In theory, prison sentencing helps prevent crime in two ways. First, incarceration removes the opportunity for the offender to commit crime; a person in prison can’t commit crime. The second is achieved through deterrence. A potential offender may decide not to engage in a particular criminal activity for fear of going to prison. In theory, the higher the potential sentence, the higher the level of deterrence.

But there is very little empirical evidence supporting the contention that higher prison sentences prevent crime, and in 25 years of police work, I never met a criminal who examined the penal code to check the potential prison sentences before committing a crime.

Raising prison sentences alone will have limited—if any—impact on human trafficking. To be clear, I’m not opposed to high prison sentences. As a police officer investigating sex crimes, I was always trying to get the highest sentence possible depending upon the background of the offender and the circumstances of the crime. But high prison sentencing standards alone should not be promoted as an effective way of preventing crime.

The most effective means of using criminal sentencing to impact human trafficking is to prosecute and imprison for human trafficking. As examined previously, the biggest challenge in law enforcement is training those on the front lines to effectively investigate, prosecute, and obtain convictions for human trafficking charges. Before campaigning for higher prison sentences, we should examine how often current human trafficking statutes are being used and increase the awareness and expertise of police and prosecutors. These actions will increase human trafficking convictions.

Prison sentences also carry the high costs associated with incarceration. As a result, legislators may resist increasing prison sentences simply based on expense. This obstacle presents another reason abolitionists might be more effective by focusing on how current laws are employed—rather than on raising prison sentences.
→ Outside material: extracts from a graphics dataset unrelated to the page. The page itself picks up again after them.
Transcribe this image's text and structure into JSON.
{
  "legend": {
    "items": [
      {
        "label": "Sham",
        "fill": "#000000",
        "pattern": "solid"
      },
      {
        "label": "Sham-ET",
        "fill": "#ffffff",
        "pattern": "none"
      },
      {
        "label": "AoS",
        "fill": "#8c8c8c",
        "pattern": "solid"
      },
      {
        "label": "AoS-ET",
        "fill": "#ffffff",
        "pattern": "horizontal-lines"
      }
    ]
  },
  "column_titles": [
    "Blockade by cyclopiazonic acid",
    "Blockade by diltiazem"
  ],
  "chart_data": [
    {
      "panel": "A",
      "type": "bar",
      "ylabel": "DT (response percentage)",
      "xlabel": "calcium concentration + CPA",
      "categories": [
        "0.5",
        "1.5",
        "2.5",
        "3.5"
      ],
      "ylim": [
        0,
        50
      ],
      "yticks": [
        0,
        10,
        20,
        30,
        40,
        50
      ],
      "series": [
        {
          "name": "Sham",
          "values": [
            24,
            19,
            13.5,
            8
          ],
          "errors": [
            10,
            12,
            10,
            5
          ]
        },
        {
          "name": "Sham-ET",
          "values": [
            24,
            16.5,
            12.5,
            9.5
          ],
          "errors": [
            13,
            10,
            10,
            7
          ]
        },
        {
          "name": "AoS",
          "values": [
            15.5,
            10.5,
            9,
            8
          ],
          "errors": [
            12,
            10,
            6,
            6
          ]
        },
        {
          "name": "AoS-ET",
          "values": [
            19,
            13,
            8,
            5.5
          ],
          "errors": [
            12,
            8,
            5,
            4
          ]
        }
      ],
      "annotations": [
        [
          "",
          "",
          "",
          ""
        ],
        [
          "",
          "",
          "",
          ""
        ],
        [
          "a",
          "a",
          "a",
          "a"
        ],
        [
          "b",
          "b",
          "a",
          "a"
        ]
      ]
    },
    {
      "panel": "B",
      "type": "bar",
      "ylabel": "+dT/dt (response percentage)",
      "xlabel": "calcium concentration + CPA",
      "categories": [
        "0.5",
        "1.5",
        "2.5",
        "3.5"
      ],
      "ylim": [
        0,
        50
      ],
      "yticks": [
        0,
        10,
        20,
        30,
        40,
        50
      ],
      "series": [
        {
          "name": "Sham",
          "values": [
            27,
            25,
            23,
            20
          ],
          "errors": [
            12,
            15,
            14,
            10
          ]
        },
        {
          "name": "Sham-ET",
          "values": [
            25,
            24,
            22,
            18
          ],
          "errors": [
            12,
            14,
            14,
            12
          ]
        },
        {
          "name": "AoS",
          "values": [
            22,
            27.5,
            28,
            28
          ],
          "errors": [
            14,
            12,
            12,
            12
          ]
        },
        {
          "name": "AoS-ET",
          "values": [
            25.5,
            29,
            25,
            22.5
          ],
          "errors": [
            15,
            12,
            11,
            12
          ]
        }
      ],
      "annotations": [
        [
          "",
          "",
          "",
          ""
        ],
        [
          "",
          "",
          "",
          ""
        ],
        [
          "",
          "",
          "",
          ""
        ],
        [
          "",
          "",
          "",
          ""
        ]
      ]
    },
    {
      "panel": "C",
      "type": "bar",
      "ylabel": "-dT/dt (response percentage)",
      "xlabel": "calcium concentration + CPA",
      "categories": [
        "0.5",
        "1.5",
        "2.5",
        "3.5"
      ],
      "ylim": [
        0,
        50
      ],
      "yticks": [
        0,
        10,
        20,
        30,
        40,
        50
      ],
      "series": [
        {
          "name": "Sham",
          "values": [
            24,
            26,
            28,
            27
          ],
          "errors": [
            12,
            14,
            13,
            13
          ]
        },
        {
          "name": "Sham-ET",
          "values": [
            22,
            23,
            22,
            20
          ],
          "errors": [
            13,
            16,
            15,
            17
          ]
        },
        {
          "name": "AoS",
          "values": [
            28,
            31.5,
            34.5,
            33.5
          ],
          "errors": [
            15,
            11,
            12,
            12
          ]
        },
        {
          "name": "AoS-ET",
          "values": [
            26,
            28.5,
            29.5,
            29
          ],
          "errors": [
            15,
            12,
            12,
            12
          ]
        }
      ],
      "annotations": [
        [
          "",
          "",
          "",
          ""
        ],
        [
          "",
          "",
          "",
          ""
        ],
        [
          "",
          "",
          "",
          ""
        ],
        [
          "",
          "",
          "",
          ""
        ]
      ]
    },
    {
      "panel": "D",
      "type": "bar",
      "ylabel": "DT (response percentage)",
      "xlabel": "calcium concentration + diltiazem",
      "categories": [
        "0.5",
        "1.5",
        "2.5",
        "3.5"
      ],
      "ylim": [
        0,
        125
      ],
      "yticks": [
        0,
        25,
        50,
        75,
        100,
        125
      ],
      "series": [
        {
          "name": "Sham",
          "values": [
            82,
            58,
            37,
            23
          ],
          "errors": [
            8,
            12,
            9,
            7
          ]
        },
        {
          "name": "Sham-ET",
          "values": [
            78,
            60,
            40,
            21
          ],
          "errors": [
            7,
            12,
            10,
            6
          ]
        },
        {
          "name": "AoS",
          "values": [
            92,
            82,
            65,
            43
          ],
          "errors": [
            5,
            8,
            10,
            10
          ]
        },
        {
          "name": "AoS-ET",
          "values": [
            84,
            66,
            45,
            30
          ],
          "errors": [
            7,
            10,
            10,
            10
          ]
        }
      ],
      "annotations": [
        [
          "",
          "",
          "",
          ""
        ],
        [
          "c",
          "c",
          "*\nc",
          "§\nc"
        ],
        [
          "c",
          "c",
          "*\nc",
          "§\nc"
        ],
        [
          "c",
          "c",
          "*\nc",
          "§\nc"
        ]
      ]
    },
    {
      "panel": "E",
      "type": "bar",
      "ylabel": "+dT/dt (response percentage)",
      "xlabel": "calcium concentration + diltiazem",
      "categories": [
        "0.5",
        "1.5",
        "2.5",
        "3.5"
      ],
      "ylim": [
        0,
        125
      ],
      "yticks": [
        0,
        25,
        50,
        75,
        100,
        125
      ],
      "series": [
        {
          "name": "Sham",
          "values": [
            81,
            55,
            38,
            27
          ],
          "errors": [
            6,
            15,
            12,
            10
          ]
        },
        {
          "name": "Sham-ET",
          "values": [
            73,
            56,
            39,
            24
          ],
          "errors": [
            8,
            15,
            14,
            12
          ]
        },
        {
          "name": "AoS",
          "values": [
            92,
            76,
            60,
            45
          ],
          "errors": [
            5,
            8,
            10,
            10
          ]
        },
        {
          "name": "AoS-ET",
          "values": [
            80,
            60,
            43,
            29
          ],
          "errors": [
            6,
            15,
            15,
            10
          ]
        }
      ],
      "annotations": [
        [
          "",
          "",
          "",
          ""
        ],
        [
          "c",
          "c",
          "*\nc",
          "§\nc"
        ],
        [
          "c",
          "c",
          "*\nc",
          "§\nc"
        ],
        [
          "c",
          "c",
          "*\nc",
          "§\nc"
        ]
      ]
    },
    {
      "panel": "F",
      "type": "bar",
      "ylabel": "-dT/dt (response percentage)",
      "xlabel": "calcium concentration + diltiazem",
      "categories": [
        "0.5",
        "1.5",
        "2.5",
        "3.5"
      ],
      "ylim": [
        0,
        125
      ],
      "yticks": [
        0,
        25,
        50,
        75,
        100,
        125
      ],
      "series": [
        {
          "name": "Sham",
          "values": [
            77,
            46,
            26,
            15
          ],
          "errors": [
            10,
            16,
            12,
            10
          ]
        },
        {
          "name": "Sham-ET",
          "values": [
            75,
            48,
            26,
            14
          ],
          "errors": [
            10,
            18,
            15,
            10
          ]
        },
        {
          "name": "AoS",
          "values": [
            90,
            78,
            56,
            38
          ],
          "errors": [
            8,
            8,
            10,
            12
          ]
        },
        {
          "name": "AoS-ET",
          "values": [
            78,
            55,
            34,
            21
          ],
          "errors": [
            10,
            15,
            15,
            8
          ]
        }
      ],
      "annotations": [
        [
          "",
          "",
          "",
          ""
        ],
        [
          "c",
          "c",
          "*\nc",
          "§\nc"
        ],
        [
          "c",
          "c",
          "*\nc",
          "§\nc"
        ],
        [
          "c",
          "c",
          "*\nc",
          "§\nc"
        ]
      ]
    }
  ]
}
I offer an additional thought, purely my own opinion, based upon my experience assisting victims of many different types of crime. Some people seek higher sentencing standards for sex trafficking than labor trafficking, usually viewing commercial sex exploitation as a form of sexual assault and therefore more heinous than labor exploitation. But consider these situations: An 8-year-old girl is forced to work as a domestic servant, beaten and abused until she is freed four years later; or the woman enslaved as a domestic servant for eighteen years—over half her life—before being identified. Should their victimizations be deemed less heinous because they were not forced into commercial sex? I’ll leave this question open for discussion.

Alas, there are no quick fixes to modern slavery. The complexities should now be apparent. There is a popular anti-trafficking slogan used to point out the difficulty of identifying trafficking victims within the hidden world of modern slavery: “Look beneath the surface.” When examining our collective approach to modern slavery, we also need to look beneath the surface for what can be truly effective.